For Koreans, the 1950s meant poverty and despair after the war. But for Oh Soon-tek, an ambitious college student, the decade was a new era of hope. In 1959, after having majored in political science at Yonsei University, he flew off to Los Angeles to study international relations, where he was supposed to meet the high expectations of his parents. But once in California, Oh changed his study plans. Eventually, he found life on the other side of the Pacific Ocean more than agreeable, and didn't come back to Korea for four decades. Now a professor at the Korean National University of Arts, Oh is a jury member for the Bucheon film festival.

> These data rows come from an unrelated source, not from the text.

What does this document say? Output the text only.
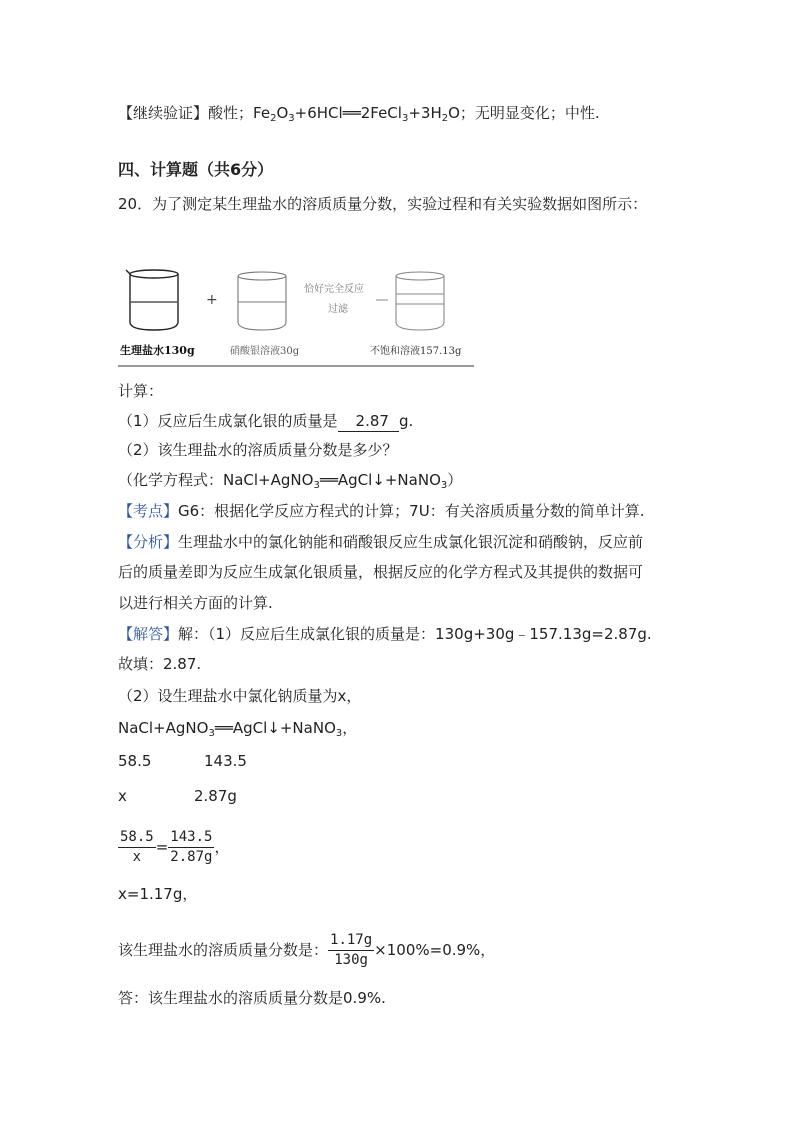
【继续验证】酸性；$Fe_2O_3+6HCl══2FeCl_3+3H_2O$；无明显变化；中性.
四、计算题（共6分）
20．为了测定某生理盐水的溶质质量分数，实验过程和有关实验数据如图所示：
+
恰好完全反应
过滤
生理盐水130g	硝酸银溶液30g	不饱和溶液157.13g
计算：
（1）反应后生成氯化银的质量是 2.87 g.
（2）该生理盐水的溶质质量分数是多少？
（化学方程式：NaCl+AgNO$_3$══AgCl↓+NaNO$_3$）
【考点】G6：根据化学反应方程式的计算；7U：有关溶质质量分数的简单计算.
【分析】生理盐水中的氯化钠能和硝酸银反应生成氯化银沉淀和硝酸钠，反应前
后的质量差即为反应生成氯化银质量，根据反应的化学方程式及其提供的数据可
以进行相关方面的计算.
【解答】解：（1）反应后生成氯化银的质量是：130g+30g﹣157.13g=2.87g.
故填：2.87.
（2）设生理盐水中氯化钠质量为x，
NaCl+AgNO$_3$══AgCl↓+NaNO$_3$，
58.5	143.5
x	2.87g
$\frac{58.5}{x} = \frac{143.5}{2.87g}$ ，
x=1.17g，
该生理盐水的溶质质量分数是： $\frac{1.17g}{130g} \times 100\%=0.9\%$，
答：该生理盐水的溶质质量分数是0.9%.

Taking some time to sit and talk with the JoongAng Ilbo English Edition, Oh said, "I just loved movies too much to study international relations." He majored in acting and playwriting at the University of California at Los Angeles and went on to study at the Neighborhood Playhouse School of Theater in New York, where Paul Newman cut his acting teeth. Oh was the first Korean actor to go global, making appearances in more than 100 Hollywood movies, TV series and Broadway musicals. Oh appeared in the 1974 James Bond movie "The Man With the Golden Gun" as Lieutenant Hip, helping the secret agent. Most recently, he starred in the animated film "Mulan" as the voice of Mulan's father.

Starting from rock bottom in Hollywood wasn't easy, especially for an Asian 40 years back. "I couldn't get any breaks, that was the most difficult part," Oh says, taking a sip of green tea. At the time, Hollywood was mostly casting Asian-Americans to play Japanese villians, roles that were usually minor and unchallenging. Censorship prevented interracial relationships on screen, which meant that Asian males could never take lead roles.

But Oh, who says his motto is "Never look back, tomorrow will be better," didn't know how to give up. He founded an Asian-American actor's guild, explaining that "when you're alone, your valid complaint sounds like a grudge, but in a group, it becomes an opinion." He says he jumped over hurdles gradually, and you can tell that from the way he speaks. He pays attention to detail and is good at making and winning arguments.

Oh sees the Bucheon festival as moderately successful. "There are two or three really good films," he says. On the growth of the local film industry: "The Korean movie scene entertains moviegoers, which is important. But a movie should not stop at entertainment. It should be about aesthetics and morality and reflect on human life."